# Ronnie James Dio



## Jade Tigress (May 17, 2010)

> Ronnie James Dio, whose soaring vocals, poetic lyrics and mythic tales  of a never-ending struggle between good and evil broke new ground in  heavy metal, died Sunday, according to a statement from his wife and  manager. He was 67.


----------



## Xue Sheng (May 17, 2010)

Rip


----------



## SensibleManiac (May 17, 2010)

RIP, His music will live on...


----------



## Nomad (May 17, 2010)

RIP.  Just put on his latest album, Heaven and Hell, in tribute.


----------



## Andy Moynihan (May 17, 2010)

I've had Rainbow in the Dark stuck in my head all day.


----------



## OnlyAnEgg (May 17, 2010)

:asian:


----------



## JBrainard (May 28, 2010)

Rip


----------



## knuckleheader (May 28, 2010)

I just played Since you've been gone on youtube and read his bio on wikipedia. Great voice, gonna research the Black Sabbath material later this weekend.
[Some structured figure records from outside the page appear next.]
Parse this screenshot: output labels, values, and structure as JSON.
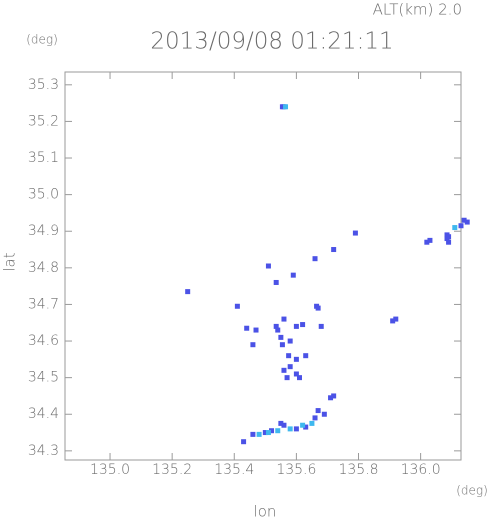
{
  "chart_data": {
    "type": "scatter",
    "title": "2013/09/08 01:21:11",
    "subtitle": "ALT(km) 2.0",
    "y_unit": "(deg)",
    "x_unit": "(deg)",
    "xlabel": "lon",
    "ylabel": "lat",
    "xlim": [
      134.855,
      136.13
    ],
    "ylim": [
      34.275,
      35.335
    ],
    "xticks": [
      {
        "value": 135.0,
        "label": "135.0"
      },
      135.2,
      135.4,
      135.6,
      135.8,
      {
        "value": 136.0,
        "label": "136.0"
      }
    ],
    "yticks": [
      35.3,
      35.2,
      35.1,
      {
        "value": 35.0,
        "label": "35.0"
      },
      34.9,
      34.8,
      34.7,
      34.6,
      34.5,
      34.4,
      34.3
    ],
    "marker_size": 5,
    "series": [
      {
        "color": "#4b52e6",
        "x": [
          135.555,
          135.56,
          135.79,
          135.72,
          135.66,
          135.51,
          135.59,
          135.535,
          135.25,
          136.02,
          136.03,
          136.085,
          136.09,
          136.085,
          136.09,
          136.15,
          136.14,
          136.13,
          135.41,
          135.665,
          135.67,
          135.92,
          135.91,
          135.44,
          135.47,
          135.535,
          135.54,
          135.56,
          135.6,
          135.62,
          135.68,
          135.55,
          135.555,
          135.58,
          135.46,
          135.575,
          135.6,
          135.63,
          135.58,
          135.56,
          135.6,
          135.57,
          135.61,
          135.72,
          135.71,
          135.67,
          135.69,
          135.66,
          135.55,
          135.56,
          135.43,
          135.46,
          135.5,
          135.52,
          135.6,
          135.63
        ],
        "values": [
          35.24,
          35.24,
          34.895,
          34.85,
          34.825,
          34.805,
          34.78,
          34.76,
          34.735,
          34.87,
          34.875,
          34.88,
          34.87,
          34.89,
          34.885,
          34.925,
          34.93,
          34.915,
          34.695,
          34.695,
          34.69,
          34.66,
          34.655,
          34.635,
          34.63,
          34.64,
          34.63,
          34.66,
          34.64,
          34.645,
          34.64,
          34.61,
          34.59,
          34.6,
          34.59,
          34.56,
          34.55,
          34.56,
          34.53,
          34.52,
          34.51,
          34.5,
          34.5,
          34.45,
          34.445,
          34.41,
          34.4,
          34.39,
          34.375,
          34.37,
          34.325,
          34.345,
          34.35,
          34.355,
          34.36,
          34.365
        ]
      },
      {
        "color": "#3fb8ee",
        "x": [
          135.565,
          135.48,
          135.51,
          135.54,
          135.58,
          135.62,
          135.65,
          136.11
        ],
        "values": [
          35.24,
          34.345,
          34.35,
          34.355,
          34.36,
          34.37,
          34.375,
          34.91
        ]
      }
    ]
  }
}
You gotta live everyday, tomorrow isn't promised.

RIP Ronnie


----------



## seasoned (May 28, 2010)

.


----------



## Bob Hubbard (Sep 13, 2010)

.


----------



## Omar B (Sep 13, 2010)

I cried when I heard he died.  I'm just glad I was able to see him a buttload of times before he passed.  Nice guy, class act, great singer.


----------



## Fiendlover (Sep 13, 2010)

That was so sad.  He was playing at the first concert I've ever attended.  Metal for the Masses 2008.  The line-up was Testament, Motorhead, Heaven and Hell, and Judas Priest.  I will never forget that concert and how well he did.  Rip.


----------



## MA-Caver (Sep 13, 2010)

.


----------



## terryl965 (Sep 13, 2010)

.


----------